What does “Open” mean?
Simply said, Open Data is data you can do anything with. Find, use, download, copy, redistribute. It’s free. It’s “open source”.
In the data world however, Open Data does have some contextual meaning in that the data is structured and available for easy use. In contrast, many datasets are available, but are not organized in a meaningful way for someone to use. Property Records are one such dataset that is publicly available, but challenging to organize, normalize and use.
Why is Open Data Important?
The democratization of data is important for transparency, accountability and use in our everyday lives. Data affects our individual behavior, our families and our businesses.
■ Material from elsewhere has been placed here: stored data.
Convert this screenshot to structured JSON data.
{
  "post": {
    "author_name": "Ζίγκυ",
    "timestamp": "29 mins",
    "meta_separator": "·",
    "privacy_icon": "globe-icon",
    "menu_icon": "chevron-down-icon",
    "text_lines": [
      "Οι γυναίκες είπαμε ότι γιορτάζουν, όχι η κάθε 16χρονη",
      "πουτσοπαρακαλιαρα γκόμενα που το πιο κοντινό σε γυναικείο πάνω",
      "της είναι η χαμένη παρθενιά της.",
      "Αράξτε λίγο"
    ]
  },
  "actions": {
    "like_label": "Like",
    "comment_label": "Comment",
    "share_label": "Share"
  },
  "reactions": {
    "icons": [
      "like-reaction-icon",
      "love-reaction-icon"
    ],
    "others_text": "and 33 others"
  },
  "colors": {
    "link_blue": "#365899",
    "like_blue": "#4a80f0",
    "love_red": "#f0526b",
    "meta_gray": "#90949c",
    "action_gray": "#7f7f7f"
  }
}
Think of interest rates. We make investment decisions, home mortgage decisions and business lending and borrowing based on interest rates. Imagine if we had to guess.
Top 3 Open Data Sets
Below are our top 3 data sets that you can, should and probably are already using in some form or fashion.
The Federal Reserve Economic Data or otherwise known as FRED which is provided by the Federal Reserve Bank of St. Louis (https://fred.stlouisfed.org/)
FRED is a great friend. Everything from unemployment, exchange rates, interest rates, money supply and Gross Domestic Product, FRED aggregates and presents the data in a very tidy and clean way. Every wonder what the 10-Year Inflation Rate is? The what? Well FRED will provide you the data and even let you know what it is. Thank you FRED.
Climate Data Online (CDO) provided by the National Oceanic and Atmospheric Administration (https://www.ncdc.noaa.gov/cdo-web/)
This data source provides you historical weather and climate data. Do you ever think about how the weather affects your business? Could you incorporate this type of data or information to be predictive about your business’ future sales by seeing what happened in the past. Or more altruistically, you could study the global trends of weather patterns to decide for yourself if global warming is looming.
United States Census Bureau (https://data.census.gov/)
People are People. Many think of the Census Bureau amassing strictly information on population. However, the Census Bureau is far more including information on business and the economy, education, and housing to name a few.
Thank You Open Data
Allow us to thank all those governments, organizations, businesses and people that put together Open Data sets. They are very useful in our daily personal and professional lives. Thanks to Kaggle, you can even find all the TV shows and movies listed on Netflix. Now that is something.